Reference to FIG. 2 indicates the output voltage of power supply 12 remaining steady at 12 volts until a time T1, when a power failure is assumed. As capacitor 16 continues to supply the normal power requirements of microprocessor 22, its voltage begins to fall since it is no longer being supplied from power supply 12. At the regulating voltage of Zener diode 36, which is indicated as 7.5 volts, transistor 38, which is normally in saturation, cuts off when its emitter voltage becomes too low to support conduction in the transistor. This action is abrupt due to the back bias provided by capacitor 42. The OUT voltage supplied from the collector of transistor 38 to the low voltage sense pin 23 of microprocessor 22 immediately falls from its normal 4.3 volts to zero. This voltage drop or trigger signal is sensed by microprocessor 22 and causes it to switch to its sleep mode with its drastically reduced power requirements. Regulator 18 continues to regulate as long as the sum of its internal voltage drop and its regulated output voltage is less than the voltage at its input. At some point, regulator 18 ceases to regulate and all further power supplied to microprocessor 22 is from electrolytic capacitor 20. Since the microprocessor is operating in its low power sleep mode, the current drain from capacitor 20 is very, very small and the microprocessor will accurately continue its timekeeping and preserve its essential memory for a significant period of time. Assuming that power is returned to receiver 10 before the charge on capacitor 20 is depleted, system operation will return to normal with the voltage at the input of regulator 18 again rising, transistor 38 being driven into saturation, the voltage on low voltage sense pin 23 returning to normal and microprocessor 22 reverting to normal operation.

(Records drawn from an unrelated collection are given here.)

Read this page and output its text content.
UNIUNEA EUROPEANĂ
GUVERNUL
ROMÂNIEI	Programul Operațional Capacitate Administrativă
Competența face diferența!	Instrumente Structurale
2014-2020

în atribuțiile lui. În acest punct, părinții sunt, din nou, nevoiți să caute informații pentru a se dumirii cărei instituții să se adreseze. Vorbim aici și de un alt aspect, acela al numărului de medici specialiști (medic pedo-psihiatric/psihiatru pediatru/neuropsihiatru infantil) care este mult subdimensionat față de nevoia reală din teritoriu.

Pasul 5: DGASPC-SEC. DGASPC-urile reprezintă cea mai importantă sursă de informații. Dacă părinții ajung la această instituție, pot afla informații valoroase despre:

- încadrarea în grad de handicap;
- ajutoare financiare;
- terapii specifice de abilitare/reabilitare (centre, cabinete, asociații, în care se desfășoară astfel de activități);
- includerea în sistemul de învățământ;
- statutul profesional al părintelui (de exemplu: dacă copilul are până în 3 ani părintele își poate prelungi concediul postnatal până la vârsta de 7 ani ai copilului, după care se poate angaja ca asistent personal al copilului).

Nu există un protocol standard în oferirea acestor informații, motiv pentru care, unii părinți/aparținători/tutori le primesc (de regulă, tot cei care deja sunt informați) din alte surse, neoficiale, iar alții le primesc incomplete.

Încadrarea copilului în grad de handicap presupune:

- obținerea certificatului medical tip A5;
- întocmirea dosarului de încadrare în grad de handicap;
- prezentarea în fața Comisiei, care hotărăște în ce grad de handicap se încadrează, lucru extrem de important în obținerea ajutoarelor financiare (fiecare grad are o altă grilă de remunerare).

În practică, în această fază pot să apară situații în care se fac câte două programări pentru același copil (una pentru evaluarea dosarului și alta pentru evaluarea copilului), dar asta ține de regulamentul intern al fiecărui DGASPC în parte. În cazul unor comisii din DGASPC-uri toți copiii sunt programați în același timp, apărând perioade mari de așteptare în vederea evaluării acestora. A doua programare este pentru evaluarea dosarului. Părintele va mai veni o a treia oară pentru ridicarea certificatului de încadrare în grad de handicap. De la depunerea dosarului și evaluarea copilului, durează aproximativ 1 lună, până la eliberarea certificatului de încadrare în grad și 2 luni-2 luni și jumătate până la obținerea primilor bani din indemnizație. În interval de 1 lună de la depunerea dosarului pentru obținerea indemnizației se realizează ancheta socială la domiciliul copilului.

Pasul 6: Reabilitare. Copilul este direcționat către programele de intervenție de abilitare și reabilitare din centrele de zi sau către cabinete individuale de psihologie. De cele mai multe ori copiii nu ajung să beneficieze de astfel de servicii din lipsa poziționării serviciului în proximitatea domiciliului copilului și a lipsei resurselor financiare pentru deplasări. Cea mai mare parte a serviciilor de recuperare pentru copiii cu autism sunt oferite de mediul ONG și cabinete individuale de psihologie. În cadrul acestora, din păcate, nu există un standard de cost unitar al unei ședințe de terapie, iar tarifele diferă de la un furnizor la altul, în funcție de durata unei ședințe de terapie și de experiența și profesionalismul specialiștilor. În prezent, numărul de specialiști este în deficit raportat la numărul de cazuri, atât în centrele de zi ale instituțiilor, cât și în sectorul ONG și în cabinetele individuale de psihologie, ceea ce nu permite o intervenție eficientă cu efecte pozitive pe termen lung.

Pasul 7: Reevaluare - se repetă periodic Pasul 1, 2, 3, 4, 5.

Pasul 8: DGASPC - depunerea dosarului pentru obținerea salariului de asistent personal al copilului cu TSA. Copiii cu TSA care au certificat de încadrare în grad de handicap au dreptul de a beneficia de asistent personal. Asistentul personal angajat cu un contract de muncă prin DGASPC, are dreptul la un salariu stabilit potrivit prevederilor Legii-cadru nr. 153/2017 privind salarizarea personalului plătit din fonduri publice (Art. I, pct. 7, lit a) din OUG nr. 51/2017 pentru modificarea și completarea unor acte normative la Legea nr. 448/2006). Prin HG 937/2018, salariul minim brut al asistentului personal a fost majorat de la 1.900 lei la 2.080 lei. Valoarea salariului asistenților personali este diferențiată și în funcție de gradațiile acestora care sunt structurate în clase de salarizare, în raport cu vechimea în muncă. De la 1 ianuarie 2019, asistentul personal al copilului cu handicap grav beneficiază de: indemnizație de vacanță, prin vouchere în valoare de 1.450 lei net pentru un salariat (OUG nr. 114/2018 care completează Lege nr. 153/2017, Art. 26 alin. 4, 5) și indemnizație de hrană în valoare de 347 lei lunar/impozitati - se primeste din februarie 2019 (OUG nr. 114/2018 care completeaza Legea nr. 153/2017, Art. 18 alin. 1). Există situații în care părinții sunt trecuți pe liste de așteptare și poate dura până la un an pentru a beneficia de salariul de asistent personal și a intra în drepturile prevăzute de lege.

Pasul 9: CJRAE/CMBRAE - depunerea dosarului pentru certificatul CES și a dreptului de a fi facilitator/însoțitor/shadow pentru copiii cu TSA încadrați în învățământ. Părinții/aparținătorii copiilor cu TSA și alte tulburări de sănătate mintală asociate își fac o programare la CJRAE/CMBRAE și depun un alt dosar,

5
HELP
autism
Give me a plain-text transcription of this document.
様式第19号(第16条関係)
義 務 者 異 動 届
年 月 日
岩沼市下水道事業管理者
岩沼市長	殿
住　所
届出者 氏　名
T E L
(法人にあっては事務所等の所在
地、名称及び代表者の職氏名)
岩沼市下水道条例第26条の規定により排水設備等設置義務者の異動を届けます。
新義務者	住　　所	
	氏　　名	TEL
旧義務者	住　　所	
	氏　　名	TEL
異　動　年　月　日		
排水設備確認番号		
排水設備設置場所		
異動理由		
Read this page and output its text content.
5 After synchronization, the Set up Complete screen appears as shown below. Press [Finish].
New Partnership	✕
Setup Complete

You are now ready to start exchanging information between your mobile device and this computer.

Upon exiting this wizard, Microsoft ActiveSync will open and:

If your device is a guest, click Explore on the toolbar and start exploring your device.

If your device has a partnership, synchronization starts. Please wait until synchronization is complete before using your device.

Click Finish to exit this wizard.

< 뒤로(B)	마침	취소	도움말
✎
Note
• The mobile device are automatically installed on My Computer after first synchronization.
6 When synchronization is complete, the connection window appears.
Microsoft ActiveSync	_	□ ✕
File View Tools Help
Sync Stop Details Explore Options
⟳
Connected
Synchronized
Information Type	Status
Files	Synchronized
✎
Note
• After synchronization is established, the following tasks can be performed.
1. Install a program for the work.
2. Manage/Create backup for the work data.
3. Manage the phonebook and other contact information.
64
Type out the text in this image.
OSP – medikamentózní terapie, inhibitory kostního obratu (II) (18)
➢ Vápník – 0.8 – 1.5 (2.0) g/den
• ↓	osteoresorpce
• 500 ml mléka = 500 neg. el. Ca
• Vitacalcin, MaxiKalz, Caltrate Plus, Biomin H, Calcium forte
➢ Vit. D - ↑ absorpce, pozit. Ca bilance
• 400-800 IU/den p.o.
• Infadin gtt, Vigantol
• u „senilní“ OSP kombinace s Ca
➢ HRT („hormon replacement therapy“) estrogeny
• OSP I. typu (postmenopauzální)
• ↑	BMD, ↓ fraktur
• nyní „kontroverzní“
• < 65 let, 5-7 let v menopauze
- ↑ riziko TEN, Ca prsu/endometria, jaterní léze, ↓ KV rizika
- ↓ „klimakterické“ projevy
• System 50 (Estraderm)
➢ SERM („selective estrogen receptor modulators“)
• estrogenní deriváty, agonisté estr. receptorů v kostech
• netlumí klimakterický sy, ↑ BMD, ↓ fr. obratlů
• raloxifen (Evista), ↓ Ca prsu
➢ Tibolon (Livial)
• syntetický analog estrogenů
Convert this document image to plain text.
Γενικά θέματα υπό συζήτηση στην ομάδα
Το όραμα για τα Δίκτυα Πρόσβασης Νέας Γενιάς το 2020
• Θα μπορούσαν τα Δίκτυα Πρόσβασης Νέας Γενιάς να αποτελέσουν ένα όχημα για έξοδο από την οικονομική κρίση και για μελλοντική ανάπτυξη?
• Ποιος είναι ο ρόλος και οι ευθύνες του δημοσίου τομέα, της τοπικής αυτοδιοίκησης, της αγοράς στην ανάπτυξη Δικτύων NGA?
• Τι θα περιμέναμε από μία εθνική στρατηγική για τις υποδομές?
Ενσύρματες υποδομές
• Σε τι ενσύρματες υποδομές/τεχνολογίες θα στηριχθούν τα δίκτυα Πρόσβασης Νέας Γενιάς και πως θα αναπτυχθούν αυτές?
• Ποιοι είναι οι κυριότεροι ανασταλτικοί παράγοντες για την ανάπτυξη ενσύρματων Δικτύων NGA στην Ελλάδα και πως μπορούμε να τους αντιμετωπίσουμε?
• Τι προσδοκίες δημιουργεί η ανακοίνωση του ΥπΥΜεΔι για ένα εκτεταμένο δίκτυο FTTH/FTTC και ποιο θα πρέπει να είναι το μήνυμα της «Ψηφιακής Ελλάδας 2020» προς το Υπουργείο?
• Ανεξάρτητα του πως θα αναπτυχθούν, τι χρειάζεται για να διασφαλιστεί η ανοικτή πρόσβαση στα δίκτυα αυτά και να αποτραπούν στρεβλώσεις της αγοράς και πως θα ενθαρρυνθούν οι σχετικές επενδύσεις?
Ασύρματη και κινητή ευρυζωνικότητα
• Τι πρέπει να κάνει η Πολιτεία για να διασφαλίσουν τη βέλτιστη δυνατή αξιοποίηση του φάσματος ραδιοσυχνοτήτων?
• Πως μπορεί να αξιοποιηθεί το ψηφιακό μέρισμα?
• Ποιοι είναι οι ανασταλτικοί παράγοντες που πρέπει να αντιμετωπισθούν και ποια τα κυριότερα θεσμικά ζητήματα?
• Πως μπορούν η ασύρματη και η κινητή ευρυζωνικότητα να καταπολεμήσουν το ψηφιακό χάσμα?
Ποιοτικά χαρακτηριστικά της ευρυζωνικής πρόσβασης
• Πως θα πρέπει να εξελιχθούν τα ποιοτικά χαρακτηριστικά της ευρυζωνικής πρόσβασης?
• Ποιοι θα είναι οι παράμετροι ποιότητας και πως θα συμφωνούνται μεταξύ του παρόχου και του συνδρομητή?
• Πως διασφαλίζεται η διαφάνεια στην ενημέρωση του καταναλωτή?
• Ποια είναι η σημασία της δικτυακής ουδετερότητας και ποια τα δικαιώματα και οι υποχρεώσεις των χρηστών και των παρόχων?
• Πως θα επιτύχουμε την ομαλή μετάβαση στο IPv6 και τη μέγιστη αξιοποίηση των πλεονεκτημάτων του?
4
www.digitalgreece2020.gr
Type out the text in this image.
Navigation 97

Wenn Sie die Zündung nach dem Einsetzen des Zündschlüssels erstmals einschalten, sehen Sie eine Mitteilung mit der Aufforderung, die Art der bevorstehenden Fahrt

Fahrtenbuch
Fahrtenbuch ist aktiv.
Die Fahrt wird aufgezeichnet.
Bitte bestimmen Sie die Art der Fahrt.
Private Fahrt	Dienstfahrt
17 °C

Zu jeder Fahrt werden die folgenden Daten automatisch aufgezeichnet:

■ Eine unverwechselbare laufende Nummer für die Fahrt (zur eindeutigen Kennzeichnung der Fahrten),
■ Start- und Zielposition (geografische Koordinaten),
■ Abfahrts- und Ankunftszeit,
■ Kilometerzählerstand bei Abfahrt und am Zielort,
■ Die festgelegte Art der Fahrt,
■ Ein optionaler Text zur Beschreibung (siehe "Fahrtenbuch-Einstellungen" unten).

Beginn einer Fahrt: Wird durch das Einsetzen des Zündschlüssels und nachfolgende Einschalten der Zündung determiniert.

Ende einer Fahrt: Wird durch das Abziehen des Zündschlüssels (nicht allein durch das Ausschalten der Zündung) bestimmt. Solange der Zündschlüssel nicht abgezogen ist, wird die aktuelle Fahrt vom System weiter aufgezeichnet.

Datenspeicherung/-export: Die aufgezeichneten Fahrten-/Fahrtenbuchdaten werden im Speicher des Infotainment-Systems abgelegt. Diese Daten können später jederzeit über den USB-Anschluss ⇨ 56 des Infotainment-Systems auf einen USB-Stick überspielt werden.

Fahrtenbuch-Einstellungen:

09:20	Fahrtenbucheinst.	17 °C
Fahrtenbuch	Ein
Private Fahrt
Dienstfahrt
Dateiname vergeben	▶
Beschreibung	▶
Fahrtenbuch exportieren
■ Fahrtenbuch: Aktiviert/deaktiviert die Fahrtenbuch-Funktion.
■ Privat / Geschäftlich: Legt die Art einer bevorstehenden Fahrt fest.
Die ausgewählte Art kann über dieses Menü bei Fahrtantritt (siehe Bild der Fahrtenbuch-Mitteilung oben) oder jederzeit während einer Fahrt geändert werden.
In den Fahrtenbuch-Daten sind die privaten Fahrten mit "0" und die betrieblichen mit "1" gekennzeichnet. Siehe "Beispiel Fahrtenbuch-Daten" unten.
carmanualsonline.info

What has been described is a novel, low cost power down sense circuit, that is immume to noise over a large frequency range, for signalling a microprocessor to switch to a sleep mode. It will be recognized that numerous modifications and changes in the described embodiment of the invention may be made by those skilled in the art without departing from its true spirit and scope. The invention is to be limited only as defined in the claims.